While it is sensible that the lee-wave response should depend on the total near-bottom flow rather than the depth-averaged tidal flow (Klymak et al. 2010a), the scaling is not simple, motivating further work on the topic. The short-term message for modeling tidal dissipation is that much of the variability is in fact captured with cubic tidal models, which is attractive because such schemes can be run “offline” in GCMs.
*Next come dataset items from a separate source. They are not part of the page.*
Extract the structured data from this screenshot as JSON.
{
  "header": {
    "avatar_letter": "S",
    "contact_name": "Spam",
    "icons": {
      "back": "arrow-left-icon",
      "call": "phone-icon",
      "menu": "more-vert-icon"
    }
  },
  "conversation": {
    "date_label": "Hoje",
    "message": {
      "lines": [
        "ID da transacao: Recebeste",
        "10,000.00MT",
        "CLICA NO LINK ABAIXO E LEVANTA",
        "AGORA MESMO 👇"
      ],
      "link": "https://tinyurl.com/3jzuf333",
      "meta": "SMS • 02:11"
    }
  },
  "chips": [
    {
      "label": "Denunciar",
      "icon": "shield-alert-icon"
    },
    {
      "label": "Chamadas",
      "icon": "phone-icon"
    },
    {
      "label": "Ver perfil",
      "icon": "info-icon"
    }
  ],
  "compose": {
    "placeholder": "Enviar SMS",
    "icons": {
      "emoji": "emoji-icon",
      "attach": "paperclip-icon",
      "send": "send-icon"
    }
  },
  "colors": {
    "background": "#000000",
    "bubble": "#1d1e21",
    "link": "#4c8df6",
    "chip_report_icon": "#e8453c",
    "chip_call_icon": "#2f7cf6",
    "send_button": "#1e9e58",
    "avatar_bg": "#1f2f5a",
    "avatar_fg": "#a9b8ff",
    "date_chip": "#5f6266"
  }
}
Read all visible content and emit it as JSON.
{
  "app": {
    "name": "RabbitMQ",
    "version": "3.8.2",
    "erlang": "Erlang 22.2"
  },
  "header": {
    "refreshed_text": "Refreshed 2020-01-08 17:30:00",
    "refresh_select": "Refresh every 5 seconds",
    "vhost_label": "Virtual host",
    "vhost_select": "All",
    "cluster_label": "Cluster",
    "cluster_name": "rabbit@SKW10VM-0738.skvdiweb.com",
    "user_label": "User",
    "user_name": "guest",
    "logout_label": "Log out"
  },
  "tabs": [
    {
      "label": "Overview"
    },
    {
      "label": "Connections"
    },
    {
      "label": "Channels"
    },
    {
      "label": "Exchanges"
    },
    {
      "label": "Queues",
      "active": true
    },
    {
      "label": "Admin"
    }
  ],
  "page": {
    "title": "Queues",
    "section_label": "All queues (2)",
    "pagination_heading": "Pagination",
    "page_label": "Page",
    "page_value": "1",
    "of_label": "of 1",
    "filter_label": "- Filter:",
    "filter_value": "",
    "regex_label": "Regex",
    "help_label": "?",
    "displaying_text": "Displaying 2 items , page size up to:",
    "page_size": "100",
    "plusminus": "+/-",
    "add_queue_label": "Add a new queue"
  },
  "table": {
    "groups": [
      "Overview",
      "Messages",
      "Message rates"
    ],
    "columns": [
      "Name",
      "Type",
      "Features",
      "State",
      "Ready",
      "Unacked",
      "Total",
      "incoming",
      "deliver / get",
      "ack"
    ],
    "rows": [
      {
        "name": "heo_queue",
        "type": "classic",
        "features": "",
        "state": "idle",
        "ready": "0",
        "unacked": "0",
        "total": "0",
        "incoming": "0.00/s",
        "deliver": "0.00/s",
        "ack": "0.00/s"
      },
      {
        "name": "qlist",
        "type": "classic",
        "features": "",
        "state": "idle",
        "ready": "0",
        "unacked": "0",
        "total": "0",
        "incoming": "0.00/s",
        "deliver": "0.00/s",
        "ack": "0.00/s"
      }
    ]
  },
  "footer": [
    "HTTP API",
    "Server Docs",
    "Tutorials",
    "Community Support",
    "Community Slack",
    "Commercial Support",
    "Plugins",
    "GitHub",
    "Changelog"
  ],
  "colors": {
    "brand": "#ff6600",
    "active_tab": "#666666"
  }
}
However, capturing the last factor of 2 or so requires a fuller understanding of the interplays between the low-frequency and tidal near-bottom flows, which is complicated owing to three dimensionality, tidal rectification, and variable flow paths.
A significant finding of our work is the agreement between the observations and a 3D realistically forced model, as also found by Alford et al. (2014), at least for the phasing, depth structure, and approximate magnitude of velocity, displacement, and dissipation. Important differences in vertical structure remain unaccounted for. Nonetheless, the skill of such models suggests their continued usefulness in both planning experimental efforts and also exploring improved parameterizations.
5. Conclusions
We have presented nearly full-depth temperature, salinity, and velocity measurements from a mooring deployed on a supercritical slope in Luzon Strait for 50 days. Turbulent dissipation is several orders of magnitude greater than typical open ocean values and exhibits a spring–neap cycle, varying by an order of magnitude between spring and neap. Dissipation also varies by approximately a factor of 2 for similar barotropic forcing during different spring tides, suggesting that dissipation scales with near-bottom total flow (tides plus low frequency), rather than the barotropic tidal flow alone. However, the exact scaling was not clear from our analyses.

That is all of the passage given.